As Japan has scrapped a plan to deploy the land-based Aegis Ashore ballistic missile defense system, the country is expected to face difficulties finding an alternative means of protecting itself from the threat of North Korean missiles.

Defense Minister Taro Kono has indicated Japan will defend itself from the missile threat with the existing Aegis-equipped destroyers of the Maritime Self-Defense Force for the time being.

But making them focus on missile defense would mean they cannot be used for defense elsewhere, including the Nansei Islands chain covering Okinawa, around where China has recently been increasing maritime activities.

"Haguro, " the newest Aegis-equipped destroyer of Japan's Maritime Self-Defense Force is launched at a shipyard in Yokohama (Kyodo)
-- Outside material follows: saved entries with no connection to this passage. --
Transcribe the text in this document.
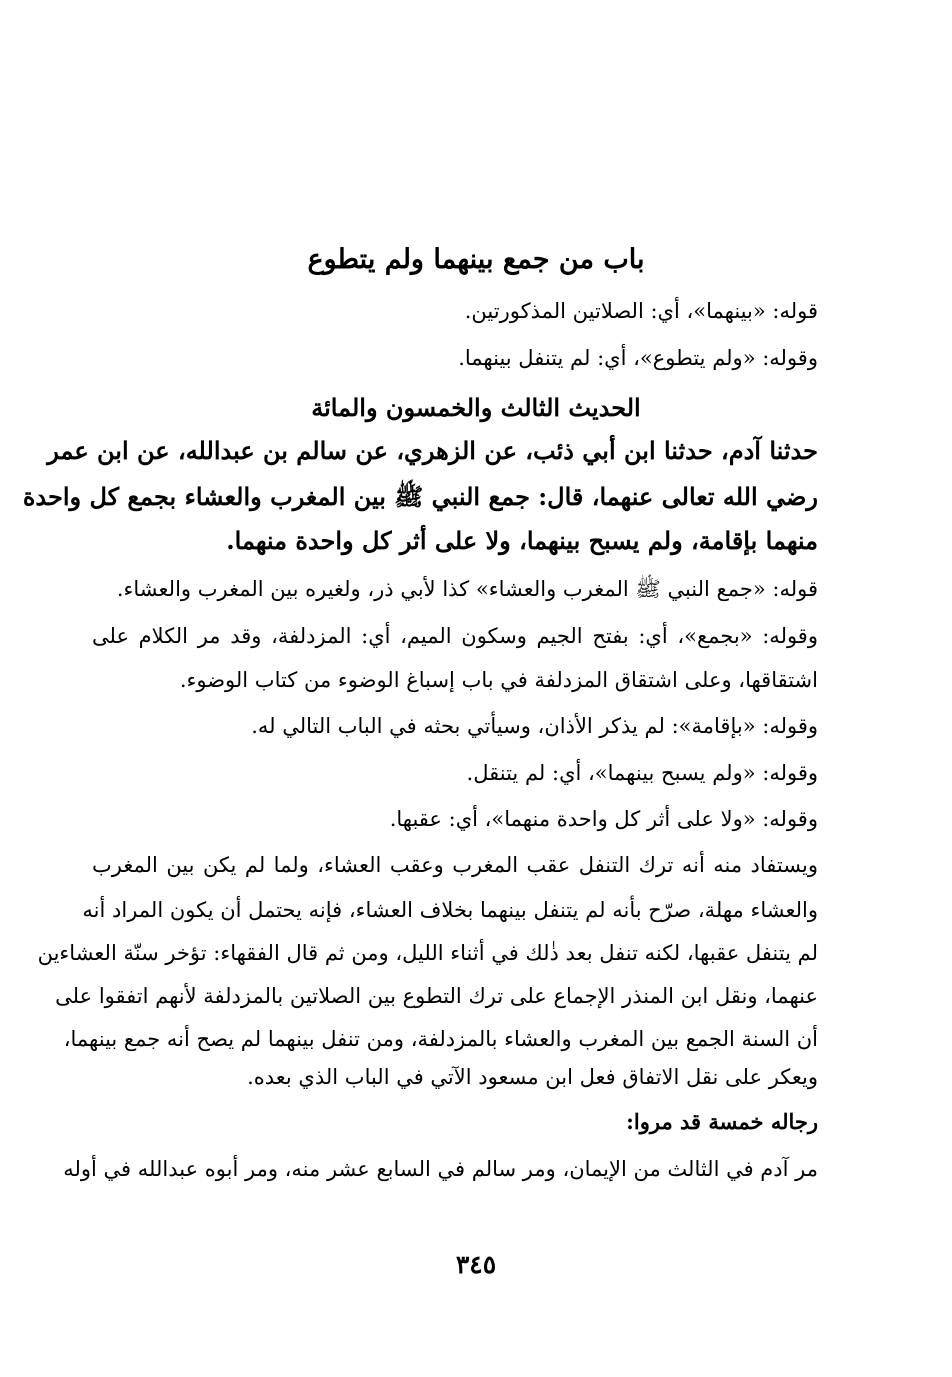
باب من جمع بينهما ولم يتطوع
قوله: «بينهما»، أي: الصلاتين المذكورتين.
وقوله: «ولم يتطوع»، أي: لم يتنفل بينهما.
الحديث الثالث والخمسون والمائة
حدثنا آدم، حدثنا ابن أبي ذئب، عن الزهري، عن سالم بن عبدالله، عن ابن عمر
رضي الله تعالى عنهما، قال: جمع النبي ﷺ بين المغرب والعشاء بجمع كل واحدة
منهما بإقامة، ولم يسبح بينهما، ولا على أثر كل واحدة منهما.
قوله: «جمع النبي ﷺ المغرب والعشاء» كذا لأبي ذر، ولغيره بين المغرب والعشاء.
وقوله: «بجمع»، أي: بفتح الجيم وسكون الميم، أي: المزدلفة، وقد مر الكلام على
اشتقاقها، وعلى اشتقاق المزدلفة في باب إسباغ الوضوء من كتاب الوضوء.
وقوله: «بإقامة»: لم يذكر الأذان، وسيأتي بحثه في الباب التالي له.
وقوله: «ولم يسبح بينهما»، أي: لم يتنقل.
وقوله: «ولا على أثر كل واحدة منهما»، أي: عقبها.
ويستفاد منه أنه ترك التنفل عقب المغرب وعقب العشاء، ولما لم يكن بين المغرب
والعشاء مهلة، صرّح بأنه لم يتنفل بينهما بخلاف العشاء، فإنه يحتمل أن يكون المراد أنه
لم يتنفل عقبها، لكنه تنفل بعد ذٰلك في أثناء الليل، ومن ثم قال الفقهاء: تؤخر سنّة العشاءين
عنهما، ونقل ابن المنذر الإجماع على ترك التطوع بين الصلاتين بالمزدلفة لأنهم اتفقوا على
أن السنة الجمع بين المغرب والعشاء بالمزدلفة، ومن تنفل بينهما لم يصح أنه جمع بينهما،
ويعكر على نقل الاتفاق فعل ابن مسعود الآتي في الباب الذي بعده.
رجاله خمسة قد مروا:
مر آدم في الثالث من الإيمان، ومر سالم في السابع عشر منه، ومر أبوه عبدالله في أوله
٣٤٥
While the new Aegis-equipped destroyer Haguro will be added to the fleet next March, bringing the number of such vessels in Japan to eight, a defense ministry source said increasing them further requires the training of crew, which "cannot be achieved overnight."
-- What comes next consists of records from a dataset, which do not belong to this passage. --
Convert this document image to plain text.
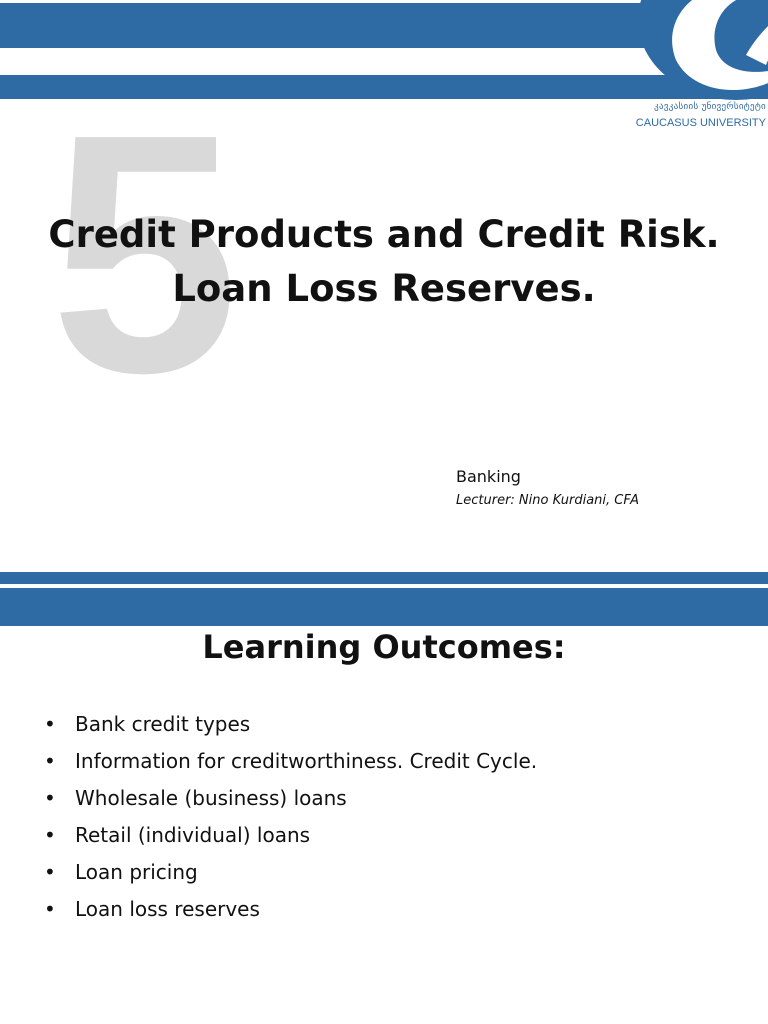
კავკასიის უნივერსიტეტი
CAUCASUS UNIVERSITY
5
Credit Products and Credit Risk.
Loan Loss Reserves.
Banking
Lecturer: Nino Kurdiani, CFA
Learning Outcomes:
• Bank credit types
• Information for creditworthiness. Credit Cycle.
• Wholesale (business) loans
• Retail (individual) loans
• Loan pricing
• Loan loss reserves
U.S. forces use the advanced land-based Terminal High Altitude Area Defense system. But like the Aegis Ashore, it faces the problem of cost and limitations on where it can be deployed.

The Defense Ministry considered introducing THAAD in the past but decided against it due to its huge costs.
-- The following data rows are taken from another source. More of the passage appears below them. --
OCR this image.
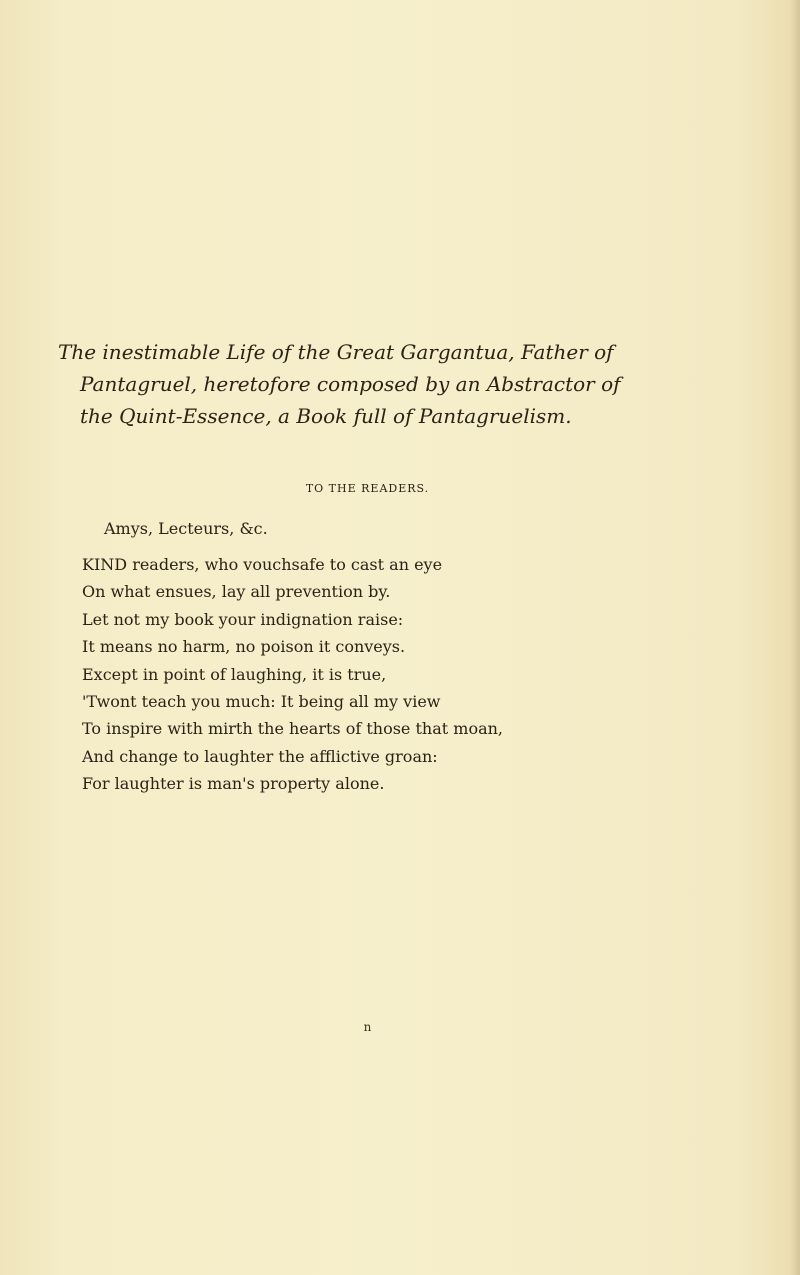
The inestimable Life of the Great Gargantua, Father of
Pantagruel, heretofore composed by an Abstractor of
the Quint-Essence, a Book full of Pantagruelism.
TO THE READERS.
Amys, Lecteurs, &c.
KIND readers, who vouchsafe to cast an eye
On what ensues, lay all prevention by.
Let not my book your indignation raise:
It means no harm, no poison it conveys.
Except in point of laughing, it is true,
'Twont teach you much: It being all my view
To inspire with mirth the hearts of those that moan,
And change to laughter the afflictive groan:
For laughter is man's property alone.
n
Some members of the ruling Liberal Democratic Party have proposed that Japan be able to attack foreign enemy bases. They believe interceptor missiles may be ineffective at a time when countries such as North Korea are enhancing their missile technology.

"We need to consider various ways of deterrence to stop missiles from coming," said Itsunori Onodera, chairman of the LDP's Research Commission on National Security, who was defense minister in 2017 when the government decided to deploy the Aegis Ashore system.

The Komeito party, the LDP's junior coalition partner, has expressed a negative view about the idea of adopting strike capability.

Komeito leader Natsuo Yamaguchi on Tuesday, told a press conference he hopes to "hold careful discussions" based on the government's long-held practice that has denied the ability to attack foreign enemy bases from the standpoint of the country's exclusively defense-oriented policy under the pacifist Constitution.